Uma tradução primorosa
O trabalho de Douglas Cordare precisa ser novamente elogiado. Seu texto final, para mim, foi a carta de um desbravador. O testemunho de um bravo que subiu nos ombros de Lovecraft para nos entregar o melhor.
Este livro inegavelmente já pode ser considerado como uma obra prima na história brasileira das publicações de H. P. Lovecraft. Não existe igual, nem mesmo paralelo. Terminamos assim, assombrados pelo trabalho executado pelo tradutor.
Considerações finais
Em conclusão, temos uma pérola rara conseguida através de um trabalho primoroso de resgate. Trazer Os Fungos de Yuggoth da forma como este livro se apresenta, certamente pode ser visto como um marco não apenas no catálogo da editora, como também no mercado literário. Deixo aqui meu elogio e admiração ao editor e amigo Cid Vale Ferreira.

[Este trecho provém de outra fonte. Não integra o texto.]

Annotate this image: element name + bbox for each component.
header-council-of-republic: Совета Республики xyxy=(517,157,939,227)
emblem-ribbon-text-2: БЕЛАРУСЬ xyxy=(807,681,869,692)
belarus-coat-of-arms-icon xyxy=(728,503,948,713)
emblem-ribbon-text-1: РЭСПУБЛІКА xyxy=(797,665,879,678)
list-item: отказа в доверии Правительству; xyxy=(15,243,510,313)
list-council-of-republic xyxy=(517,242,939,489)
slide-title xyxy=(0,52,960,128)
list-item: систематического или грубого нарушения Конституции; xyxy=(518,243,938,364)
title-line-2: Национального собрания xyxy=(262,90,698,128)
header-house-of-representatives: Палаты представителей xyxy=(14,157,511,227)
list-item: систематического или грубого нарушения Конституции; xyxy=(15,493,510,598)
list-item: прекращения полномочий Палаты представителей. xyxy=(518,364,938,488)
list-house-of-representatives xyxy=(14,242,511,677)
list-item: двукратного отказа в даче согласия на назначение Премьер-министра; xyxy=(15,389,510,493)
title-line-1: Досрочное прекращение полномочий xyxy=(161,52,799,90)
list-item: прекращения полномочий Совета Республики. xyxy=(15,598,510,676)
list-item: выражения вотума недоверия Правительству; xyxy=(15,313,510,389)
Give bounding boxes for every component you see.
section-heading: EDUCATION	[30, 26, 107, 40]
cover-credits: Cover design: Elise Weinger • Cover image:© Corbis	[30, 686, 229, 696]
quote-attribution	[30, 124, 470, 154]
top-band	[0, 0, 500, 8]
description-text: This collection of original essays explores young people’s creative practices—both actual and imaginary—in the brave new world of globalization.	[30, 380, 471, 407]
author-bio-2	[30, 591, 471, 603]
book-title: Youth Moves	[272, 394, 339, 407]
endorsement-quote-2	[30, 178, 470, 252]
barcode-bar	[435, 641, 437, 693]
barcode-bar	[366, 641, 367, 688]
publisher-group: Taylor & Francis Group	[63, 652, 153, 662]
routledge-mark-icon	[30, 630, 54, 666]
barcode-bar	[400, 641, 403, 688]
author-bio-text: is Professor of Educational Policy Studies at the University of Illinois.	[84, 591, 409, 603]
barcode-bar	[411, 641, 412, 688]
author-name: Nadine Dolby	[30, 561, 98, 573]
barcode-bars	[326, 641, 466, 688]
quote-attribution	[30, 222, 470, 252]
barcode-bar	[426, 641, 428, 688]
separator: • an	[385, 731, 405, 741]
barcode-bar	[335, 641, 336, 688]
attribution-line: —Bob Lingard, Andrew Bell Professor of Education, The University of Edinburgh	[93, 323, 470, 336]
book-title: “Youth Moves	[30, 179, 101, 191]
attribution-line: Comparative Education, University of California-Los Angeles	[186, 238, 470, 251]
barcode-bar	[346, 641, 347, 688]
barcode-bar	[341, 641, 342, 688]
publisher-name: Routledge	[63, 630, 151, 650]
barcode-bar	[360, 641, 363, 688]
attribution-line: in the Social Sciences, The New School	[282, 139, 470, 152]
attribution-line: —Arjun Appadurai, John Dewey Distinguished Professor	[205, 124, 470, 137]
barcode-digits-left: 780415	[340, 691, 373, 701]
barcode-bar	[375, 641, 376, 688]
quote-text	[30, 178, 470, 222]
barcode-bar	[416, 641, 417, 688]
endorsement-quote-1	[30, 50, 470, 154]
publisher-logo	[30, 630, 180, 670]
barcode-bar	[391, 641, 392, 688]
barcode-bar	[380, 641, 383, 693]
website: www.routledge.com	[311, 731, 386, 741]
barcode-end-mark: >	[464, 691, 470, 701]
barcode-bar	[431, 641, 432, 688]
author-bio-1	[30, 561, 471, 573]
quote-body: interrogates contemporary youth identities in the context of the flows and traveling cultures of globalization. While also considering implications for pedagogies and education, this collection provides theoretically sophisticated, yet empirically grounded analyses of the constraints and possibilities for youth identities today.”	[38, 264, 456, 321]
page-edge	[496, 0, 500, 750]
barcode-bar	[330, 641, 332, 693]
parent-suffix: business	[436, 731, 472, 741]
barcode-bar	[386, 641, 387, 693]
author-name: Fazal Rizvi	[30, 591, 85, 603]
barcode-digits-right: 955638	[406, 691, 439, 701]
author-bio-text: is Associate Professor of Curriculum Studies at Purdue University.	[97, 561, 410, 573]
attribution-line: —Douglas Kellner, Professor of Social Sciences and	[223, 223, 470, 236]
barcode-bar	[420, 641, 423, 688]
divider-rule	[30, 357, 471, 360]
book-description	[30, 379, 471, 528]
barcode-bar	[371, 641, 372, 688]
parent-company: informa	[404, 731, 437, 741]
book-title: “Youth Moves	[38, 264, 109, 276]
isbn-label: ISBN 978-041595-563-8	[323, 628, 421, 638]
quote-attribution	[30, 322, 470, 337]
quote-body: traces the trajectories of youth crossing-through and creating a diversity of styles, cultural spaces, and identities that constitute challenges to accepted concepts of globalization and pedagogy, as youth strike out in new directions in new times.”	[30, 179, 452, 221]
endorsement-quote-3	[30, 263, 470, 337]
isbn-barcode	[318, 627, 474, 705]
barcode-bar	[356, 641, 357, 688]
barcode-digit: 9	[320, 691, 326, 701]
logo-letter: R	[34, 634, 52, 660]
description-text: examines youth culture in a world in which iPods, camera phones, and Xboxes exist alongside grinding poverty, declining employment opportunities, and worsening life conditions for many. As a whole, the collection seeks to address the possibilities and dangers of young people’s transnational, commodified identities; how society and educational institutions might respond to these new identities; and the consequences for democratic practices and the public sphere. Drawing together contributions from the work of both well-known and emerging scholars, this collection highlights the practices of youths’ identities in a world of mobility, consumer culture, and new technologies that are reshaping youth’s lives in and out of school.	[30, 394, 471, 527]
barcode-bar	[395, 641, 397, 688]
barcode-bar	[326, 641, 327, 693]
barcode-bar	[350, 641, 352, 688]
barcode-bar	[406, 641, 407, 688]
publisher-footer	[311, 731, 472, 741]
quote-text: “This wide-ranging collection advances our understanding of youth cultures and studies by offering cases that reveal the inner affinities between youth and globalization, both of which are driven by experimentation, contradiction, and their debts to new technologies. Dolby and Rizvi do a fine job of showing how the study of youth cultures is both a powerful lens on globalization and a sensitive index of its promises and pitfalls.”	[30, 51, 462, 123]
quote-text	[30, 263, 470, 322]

Se você, assim como eu, deseja conhecer mais sobre H. P. Lovecraft, este livro precisa estar na sua estante, lhe atormentando pelo resto dos dias. Representa certamente a obra prima de um homem repleto de questões pessoais que ousou mostrar o seu tormento ao mundo, ao preço pessoal que fosse.
Deixo assim uma pergunta final: já garantiu o seu?